You look back towards your weird feline companion only to find that you’re once again alone beneath the car. A quick glance around the garage reveals no traces of the other cat, as if it had never been there to begin with.

 

And isn’t this just the cherry on top of this whole freaky situation? You've turned into a cat and are also losing your mind, apparently. Great. Awesome. How fantastic.

 

Finally, you take stock of your body, the way your limbs were folded, the pretty unmistakable fur covering them, the sensory input being more and different. Yeah, definitely a cat.
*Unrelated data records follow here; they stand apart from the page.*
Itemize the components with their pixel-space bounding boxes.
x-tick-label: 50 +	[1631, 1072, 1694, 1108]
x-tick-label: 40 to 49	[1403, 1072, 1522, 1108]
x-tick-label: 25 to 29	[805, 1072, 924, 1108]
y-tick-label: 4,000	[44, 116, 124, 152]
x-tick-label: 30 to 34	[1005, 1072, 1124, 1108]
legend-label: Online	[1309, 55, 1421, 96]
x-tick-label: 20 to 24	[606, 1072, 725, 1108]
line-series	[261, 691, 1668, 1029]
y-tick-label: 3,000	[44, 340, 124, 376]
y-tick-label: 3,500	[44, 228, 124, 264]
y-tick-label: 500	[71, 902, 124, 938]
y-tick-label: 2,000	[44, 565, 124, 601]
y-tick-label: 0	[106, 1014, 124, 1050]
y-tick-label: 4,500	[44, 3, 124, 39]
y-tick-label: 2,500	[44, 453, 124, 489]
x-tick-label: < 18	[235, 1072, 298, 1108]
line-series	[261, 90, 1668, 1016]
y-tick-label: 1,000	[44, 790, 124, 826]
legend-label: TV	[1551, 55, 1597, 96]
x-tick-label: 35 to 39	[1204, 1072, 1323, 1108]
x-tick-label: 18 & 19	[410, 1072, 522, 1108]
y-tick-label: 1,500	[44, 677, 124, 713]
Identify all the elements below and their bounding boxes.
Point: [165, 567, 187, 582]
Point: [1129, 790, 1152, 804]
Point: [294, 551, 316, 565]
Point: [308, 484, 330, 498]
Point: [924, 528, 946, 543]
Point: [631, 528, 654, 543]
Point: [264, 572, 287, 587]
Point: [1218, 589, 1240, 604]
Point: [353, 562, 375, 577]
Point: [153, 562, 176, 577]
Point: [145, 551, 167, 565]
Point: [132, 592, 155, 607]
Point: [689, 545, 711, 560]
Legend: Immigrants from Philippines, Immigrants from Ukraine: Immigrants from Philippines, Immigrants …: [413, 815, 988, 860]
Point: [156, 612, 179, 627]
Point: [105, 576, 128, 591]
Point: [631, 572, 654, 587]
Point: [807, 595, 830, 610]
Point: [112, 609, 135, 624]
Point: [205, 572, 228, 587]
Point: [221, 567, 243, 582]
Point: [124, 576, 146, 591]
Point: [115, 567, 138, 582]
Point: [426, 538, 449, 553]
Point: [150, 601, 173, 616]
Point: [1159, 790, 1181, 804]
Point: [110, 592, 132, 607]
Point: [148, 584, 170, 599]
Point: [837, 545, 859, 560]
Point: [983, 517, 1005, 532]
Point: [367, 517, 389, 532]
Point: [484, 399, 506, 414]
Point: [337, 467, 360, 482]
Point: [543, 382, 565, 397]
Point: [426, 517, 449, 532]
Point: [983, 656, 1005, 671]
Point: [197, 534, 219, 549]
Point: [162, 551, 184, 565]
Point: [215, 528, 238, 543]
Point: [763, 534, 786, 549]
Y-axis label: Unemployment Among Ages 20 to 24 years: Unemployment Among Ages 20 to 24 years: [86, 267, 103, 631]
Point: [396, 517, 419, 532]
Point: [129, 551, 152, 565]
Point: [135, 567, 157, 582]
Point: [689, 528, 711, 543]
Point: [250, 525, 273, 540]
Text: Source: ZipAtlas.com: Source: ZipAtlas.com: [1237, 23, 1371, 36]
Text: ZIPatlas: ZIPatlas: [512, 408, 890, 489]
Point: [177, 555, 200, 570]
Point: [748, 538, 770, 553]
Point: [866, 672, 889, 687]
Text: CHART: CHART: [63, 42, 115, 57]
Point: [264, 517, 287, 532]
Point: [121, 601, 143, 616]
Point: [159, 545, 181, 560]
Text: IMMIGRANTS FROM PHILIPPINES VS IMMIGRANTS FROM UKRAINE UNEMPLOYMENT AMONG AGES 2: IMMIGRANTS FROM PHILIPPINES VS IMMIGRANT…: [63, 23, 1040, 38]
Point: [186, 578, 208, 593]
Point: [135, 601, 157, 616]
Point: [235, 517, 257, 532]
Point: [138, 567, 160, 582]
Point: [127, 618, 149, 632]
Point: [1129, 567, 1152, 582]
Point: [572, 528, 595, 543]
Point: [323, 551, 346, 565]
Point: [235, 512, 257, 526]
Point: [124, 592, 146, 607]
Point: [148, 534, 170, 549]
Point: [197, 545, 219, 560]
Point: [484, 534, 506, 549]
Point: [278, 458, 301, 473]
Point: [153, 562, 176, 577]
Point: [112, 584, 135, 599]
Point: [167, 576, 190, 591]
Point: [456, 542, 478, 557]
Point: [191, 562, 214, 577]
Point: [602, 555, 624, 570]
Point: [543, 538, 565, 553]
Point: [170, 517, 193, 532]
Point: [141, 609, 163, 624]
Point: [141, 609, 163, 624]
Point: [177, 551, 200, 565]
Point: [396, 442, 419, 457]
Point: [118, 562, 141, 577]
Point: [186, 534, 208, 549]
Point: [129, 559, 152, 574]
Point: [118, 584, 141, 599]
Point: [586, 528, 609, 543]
Fuck.



--



After deciding that in your present state, this may be the safest place for you to be for the moment, you spend the next several hours alternating between anxiously stalking around the inside of the parking garage, napping fitfully, and experimenting with your new body.

 

You learn a few things of interest, mostly that you have normal feline motor skills when you let your instincts drive your body, but when you think too hard about what you’re meant to be doing with any particular muscle or body part, your motor skills regress to that of a human stuck in a cat’s body, which, you suppose, is only fair.

 

Learning this has meant a lot of failed attempts at jumping onto the hood of a car, though, and between the physical exertion, your earlier brush with danger, and the overwhelming panic that you keep having to fend off, the exhaustion eventually catches up with you and you find a tiny nook in the stairwell to curl up in that feels safe enough. Closing your eyes, you spare one last thought to wish desperately that if you go to sleep, you’ll wake up human in your own bed and this will all have been a long, terrible, weirdass dream.



--



The roar of an engine echoes off the cavernous concrete walls, stirring you from sleep. You stretch out one arm, splaying your fingers and crack your eyes open.

 

Still in the garage, then. And still a cat, you think, taking in the clawed paw extended out in front of you.

 

A car door slams shut, and you jump to your feet and cross the stairwell to peer around the corner towards the noise.

 

Several yards away, AD Skinner is rounding the back of his car and heading in your direction, briefcase in hand and eyes downcast. It must be morning already.

 

Relief hits you like a warm wave and you trot eagerly out toward him, meowing insistently.

 

His eyes shoot up at the noise and meet yours, and he stops in his tracks.

 

“Meow! Mrow!”

 

Before you really notice what you’re doing, you’ve made it to his legs and unthinkingly push yourself up against his shin.

 

“Mrow…”

 

AD Skinner looks down at you with apprehension, looks up and sighs, as if seeking an explanation, and then looks back down to you.

 

“Meow,” you insist.

 

“Just a stray, Walt,” he mutters to himself and keeps walking.

 

“Meooow!” you wail and trail after him. He glances down at you and his brow furrows but he doesn’t slow. You have to rush to keep up with his strides but you pace him and continue to implore him with the most persuasive meows you can manage.

 

When the two of you have reached the FBI building proper and you still haven’t let up, he turns to face you and lets out another long-suffering sigh.

 

“I’m going to regret this,” he tells himself and reaches down to scoop you up into his arms.